Crédit photo : Simon Gosselin

Le Père, d’après L’Homme incertain de Stéphanie Chaillou, adaptation et mise en scène de Julien Gosselin

« Quand j’étais jeune et que je jouais au foot, j’étais heureux. Je courais derrière le ballon. Et rien d’autre ne comptait. Il y avait seulement cette évidence du ballon au milieu du terrain. Le ballon après lequel il fallait courir. Et je courais. Et j’étais heureux. » Ainsi parle l’ex-paysan, Le Père, de son enfance sans souci ni conflit. La campagne, les villages,  l’agriculture et l’élevage n’ont pas disparu mais le progrès technique, les machines coûteuses, les emprunts et la nécessaire compétence d’entrepreneur ont  tout bouleversé de cette civilisation d’autrefois. Et l’utilisation massive des engrais et pesticides, le remembrement (1960/70)  avec la création de surfaces à la mesure des machines agricoles, ont entraîné la suppression de nombreuses exploitations et un exode rural.
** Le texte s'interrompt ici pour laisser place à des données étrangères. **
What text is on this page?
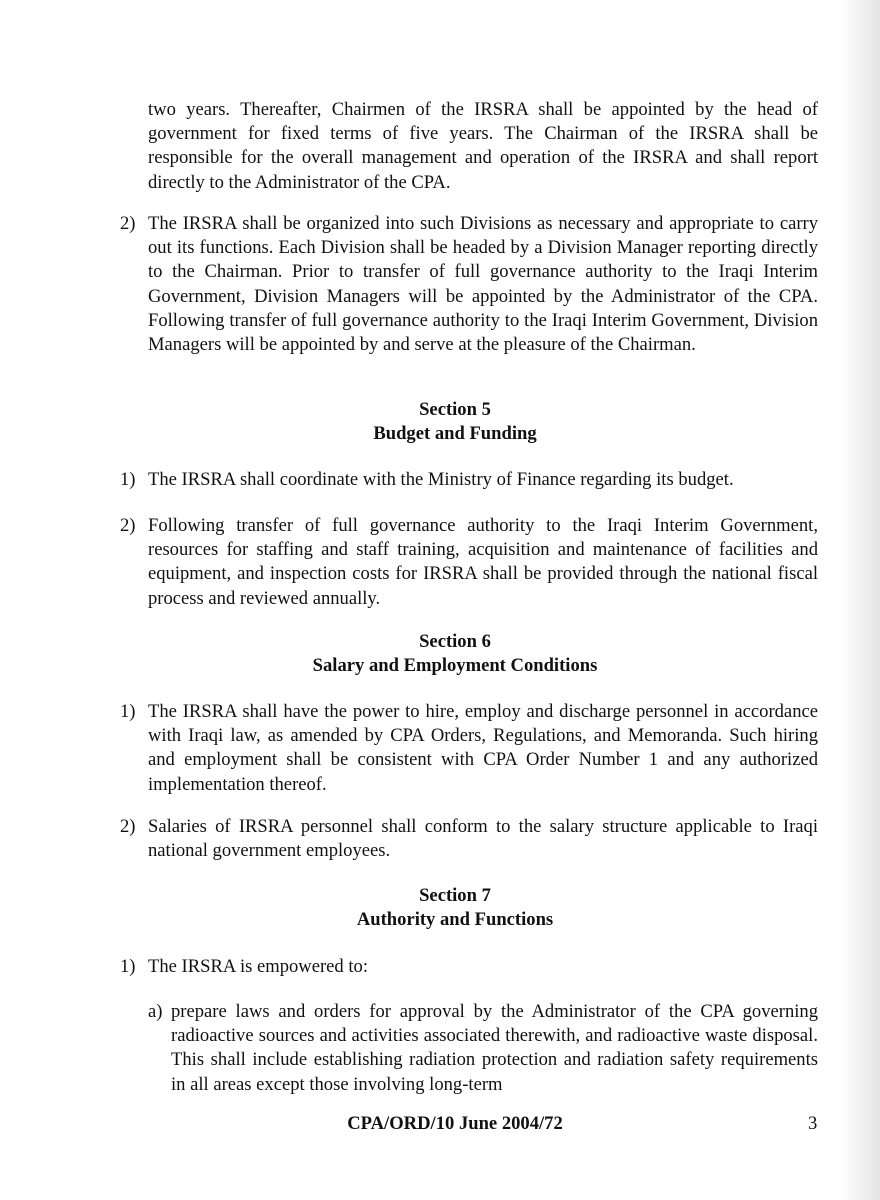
two years. Thereafter, Chairmen of the IRSRA shall be appointed by the head of government for fixed terms of five years. The Chairman of the IRSRA shall be responsible for the overall management and operation of the IRSRA and shall report directly to the Administrator of the CPA.

2) The IRSRA shall be organized into such Divisions as necessary and appropriate to carry out its functions. Each Division shall be headed by a Division Manager reporting directly to the Chairman. Prior to transfer of full governance authority to the Iraqi Interim Government, Division Managers will be appointed by the Administrator of the CPA. Following transfer of full governance authority to the Iraqi Interim Government, Division Managers will be appointed by and serve at the pleasure of the Chairman.
Section 5
Budget and Funding
1) The IRSRA shall coordinate with the Ministry of Finance regarding its budget.
2) Following transfer of full governance authority to the Iraqi Interim Government, resources for staffing and staff training, acquisition and maintenance of facilities and equipment, and inspection costs for IRSRA shall be provided through the national fiscal process and reviewed annually.
Section 6
Salary and Employment Conditions
1) The IRSRA shall have the power to hire, employ and discharge personnel in accordance with Iraqi law, as amended by CPA Orders, Regulations, and Memoranda. Such hiring and employment shall be consistent with CPA Order Number 1 and any authorized implementation thereof.
2) Salaries of IRSRA personnel shall conform to the salary structure applicable to Iraqi national government employees.
Section 7
Authority and Functions
1) The IRSRA is empowered to:
a) prepare laws and orders for approval by the Administrator of the CPA governing radioactive sources and activities associated therewith, and radioactive waste disposal. This shall include establishing radiation protection and radiation safety requirements in all areas except those involving long-term
CPA/ORD/10 June 2004/72	3
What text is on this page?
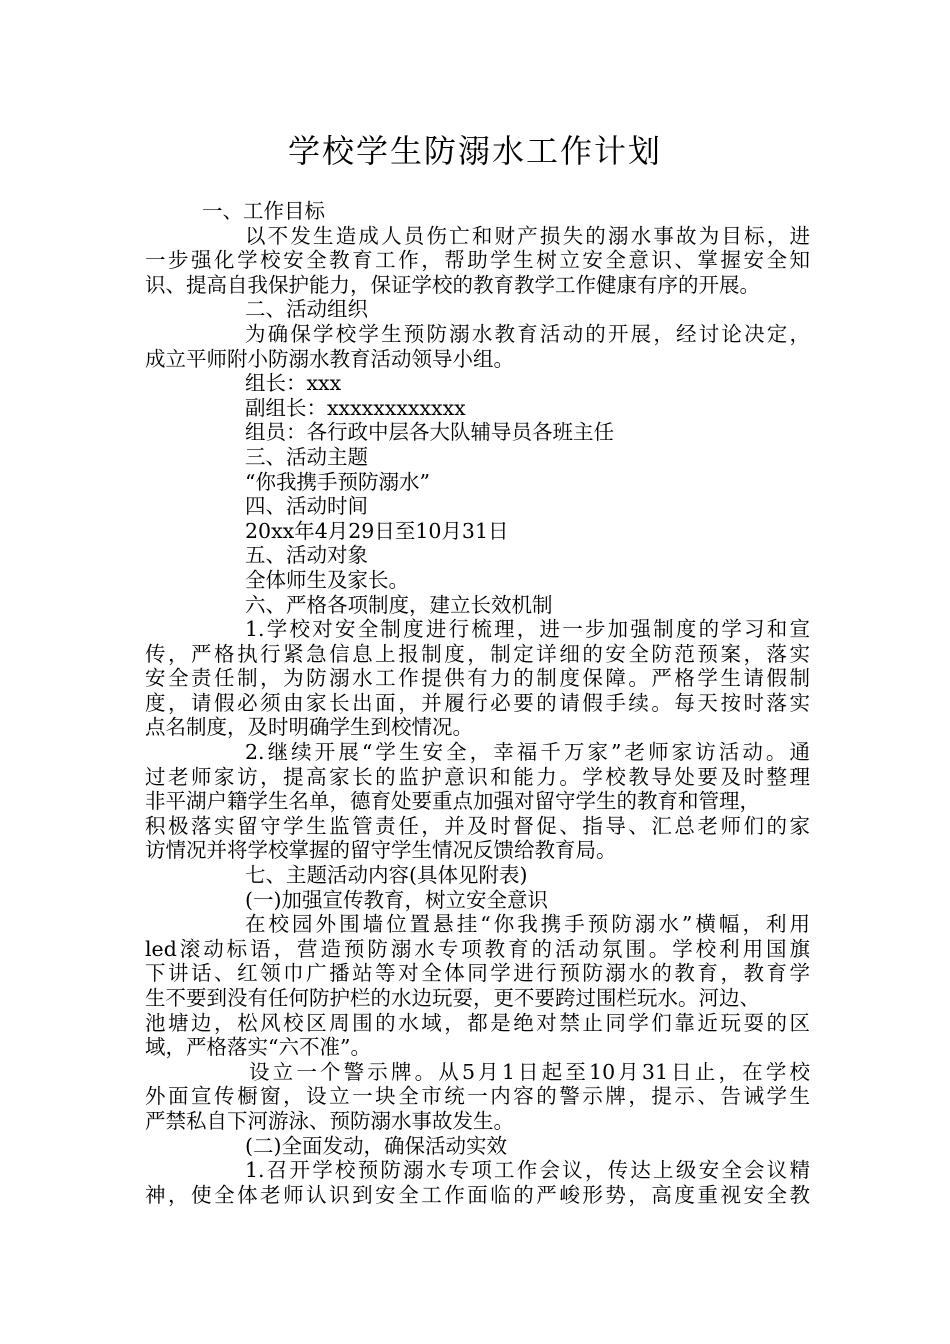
学校学生防溺水工作计划
一、工作目标
以不发生造成人员伤亡和财产损失的溺水事故为目标，进
一步强化学校安全教育工作，帮助学生树立安全意识、掌握安全知
识、提高自我保护能力，保证学校的教育教学工作健康有序的开展。
二、活动组织
为确保学校学生预防溺水教育活动的开展，经讨论决定，
成立平师附小防溺水教育活动领导小组。
组长：xxx
副组长：xxxxxxxxxxxx
组员：各行政中层各大队辅导员各班主任
三、活动主题
“你我携手预防溺水”
四、活动时间
20xx年4月29日至10月31日
五、活动对象
全体师生及家长。
六、严格各项制度，建立长效机制
1.学校对安全制度进行梳理，进一步加强制度的学习和宣
传，严格执行紧急信息上报制度，制定详细的安全防范预案，落实
安全责任制，为防溺水工作提供有力的制度保障。严格学生请假制
度，请假必须由家长出面，并履行必要的请假手续。每天按时落实
点名制度，及时明确学生到校情况。
2.继续开展“学生安全，幸福千万家”老师家访活动。通
过老师家访，提高家长的监护意识和能力。学校教导处要及时整理
非平湖户籍学生名单，德育处要重点加强对留守学生的教育和管理，
积极落实留守学生监管责任，并及时督促、指导、汇总老师们的家
访情况并将学校掌握的留守学生情况反馈给教育局。
七、主题活动内容(具体见附表)
(一)加强宣传教育，树立安全意识
在校园外围墙位置悬挂“你我携手预防溺水”横幅，利用
led滚动标语，营造预防溺水专项教育的活动氛围。学校利用国旗
下讲话、红领巾广播站等对全体同学进行预防溺水的教育，教育学
生不要到没有任何防护栏的水边玩耍，更不要跨过围栏玩水。河边、
池塘边，松风校区周围的水域，都是绝对禁止同学们靠近玩耍的区
域，严格落实“六不准”。
设立一个警示牌。从5月1日起至10月31日止，在学校
外面宣传橱窗，设立一块全市统一内容的警示牌，提示、告诫学生
严禁私自下河游泳、预防溺水事故发生。
(二)全面发动，确保活动实效
1.召开学校预防溺水专项工作会议，传达上级安全会议精
神，使全体老师认识到安全工作面临的严峻形势，高度重视安全教
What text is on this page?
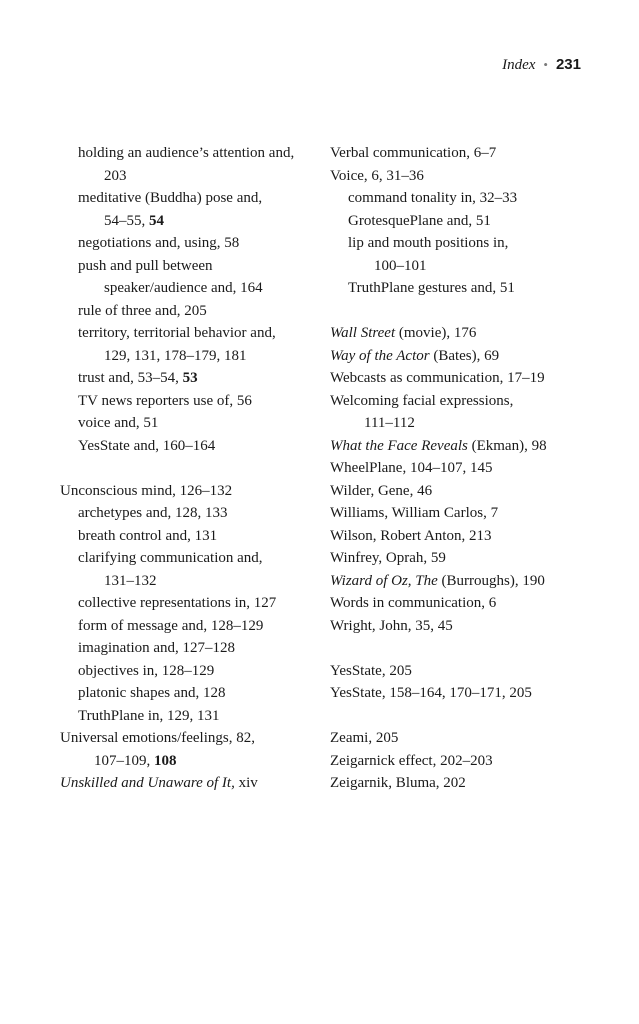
Index • 231
holding an audience’s attention and,
203
meditative (Buddha) pose and,
54–55, 54
negotiations and, using, 58
push and pull between
speaker/audience and, 164
rule of three and, 205
territory, territorial behavior and,
129, 131, 178–179, 181
trust and, 53–54, 53
TV news reporters use of, 56
voice and, 51
YesState and, 160–164
Unconscious mind, 126–132
archetypes and, 128, 133
breath control and, 131
clarifying communication and,
131–132
collective representations in, 127
form of message and, 128–129
imagination and, 127–128
objectives in, 128–129
platonic shapes and, 128
TruthPlane in, 129, 131
Universal emotions/feelings, 82,
107–109, 108
Unskilled and Unaware of It, xiv
Verbal communication, 6–7
Voice, 6, 31–36
command tonality in, 32–33
GrotesquePlane and, 51
lip and mouth positions in,
100–101
TruthPlane gestures and, 51
Wall Street (movie), 176
Way of the Actor (Bates), 69
Webcasts as communication, 17–19
Welcoming facial expressions,
111–112
What the Face Reveals (Ekman), 98
WheelPlane, 104–107, 145
Wilder, Gene, 46
Williams, William Carlos, 7
Wilson, Robert Anton, 213
Winfrey, Oprah, 59
Wizard of Oz, The (Burroughs), 190
Words in communication, 6
Wright, John, 35, 45
YesState, 205
YesState, 158–164, 170–171, 205
Zeami, 205
Zeigarnick effect, 202–203
Zeigarnik, Bluma, 202
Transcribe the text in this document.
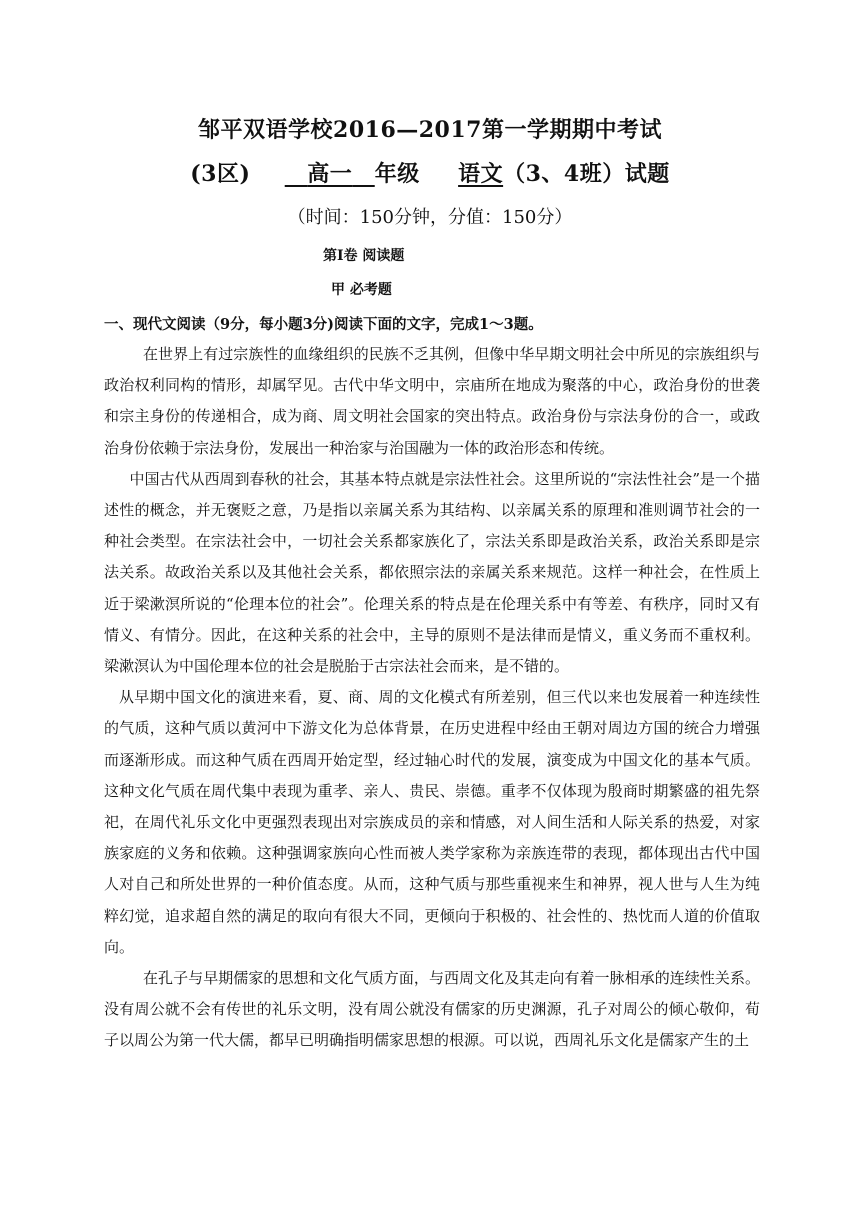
邹平双语学校2016—2017第一学期期中考试
(3区)   	高一  年级 语文（3、4班）试题
（时间：150分钟，分值：150分）
第Ⅰ卷 阅读题
甲 必考题
一、现代文阅读（9分，每小题3分)阅读下面的文字，完成1～3题。

在世界上有过宗族性的血缘组织的民族不乏其例，但像中华早期文明社会中所见的宗族组织与政治权利同构的情形，却属罕见。古代中华文明中，宗庙所在地成为聚落的中心，政治身份的世袭和宗主身份的传递相合，成为商、周文明社会国家的突出特点。政治身份与宗法身份的合一，或政治身份依赖于宗法身份，发展出一种治家与治国融为一体的政治形态和传统。

中国古代从西周到春秋的社会，其基本特点就是宗法性社会。这里所说的“宗法性社会”是一个描述性的概念，并无褒贬之意，乃是指以亲属关系为其结构、以亲属关系的原理和准则调节社会的一种社会类型。在宗法社会中，一切社会关系都家族化了，宗法关系即是政治关系，政治关系即是宗法关系。故政治关系以及其他社会关系，都依照宗法的亲属关系来规范。这样一种社会，在性质上近于梁漱溟所说的“伦理本位的社会”。伦理关系的特点是在伦理关系中有等差、有秩序，同时又有情义、有情分。因此，在这种关系的社会中，主导的原则不是法律而是情义，重义务而不重权利。梁漱溟认为中国伦理本位的社会是脱胎于古宗法社会而来，是不错的。

从早期中国文化的演进来看，夏、商、周的文化模式有所差别，但三代以来也发展着一种连续性的气质，这种气质以黄河中下游文化为总体背景，在历史进程中经由王朝对周边方国的统合力增强而逐渐形成。而这种气质在西周开始定型，经过轴心时代的发展，演变成为中国文化的基本气质。这种文化气质在周代集中表现为重孝、亲人、贵民、崇德。重孝不仅体现为殷商时期繁盛的祖先祭祀，在周代礼乐文化中更强烈表现出对宗族成员的亲和情感，对人间生活和人际关系的热爱，对家族家庭的义务和依赖。这种强调家族向心性而被人类学家称为亲族连带的表现，都体现出古代中国人对自己和所处世界的一种价值态度。从而，这种气质与那些重视来生和神界，视人世与人生为纯粹幻觉，追求超自然的满足的取向有很大不同，更倾向于积极的、社会性的、热忱而人道的价值取向。

在孔子与早期儒家的思想和文化气质方面，与西周文化及其走向有着一脉相承的连续性关系。没有周公就不会有传世的礼乐文明，没有周公就没有儒家的历史渊源，孔子对周公的倾心敬仰，荀子以周公为第一代大儒，都早已明确指明儒家思想的根源。可以说，西周礼乐文化是儒家产生的土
Et le taux de suicides chez les agriculteurs a aussi régulièrement augmenté!

Dans cette disparition d’un monde,  s’inscrit Le Père, et l’histoire à la fois privée, collective et politique d’un échec, avec  une performance poétique de Laurent Sauvage, orchestrée par Julien Gosselin avec acuité… Dominants et dominés, puissants et misérables, toute société, sauf dans les utopies, comprend des repus et des affamés, des abrités et des sans-abri,  à cause de la très grande inégalité des biens et moyens de paiement

La victime oscille ici entre fatalisme et culpabilité. Ce qu’accomplit par la seule force du verbe, en cheminant dans la mémoire ce père avec amertume et patience. Il fait un retour sur lui-même, analyse son parcours, arrête les pleurs de sa femme et répond aux questions de ses enfants.Sentiment de ratage et de dévalorisation intime, l’ex-agriculteur qui a perdu sa ferme  à cause de crédits impossibles à honorer s’interroge lui-même avec une claire conscience existentielle, face à lui-même, et au lecteur ou au public. Innocent et naïf, il s’est trompé, il a cru en la vie, en ses promesses de contes de fée, et est tombé dans le piège des publicités mensongères et slogans du genre : Vivez vos rêves.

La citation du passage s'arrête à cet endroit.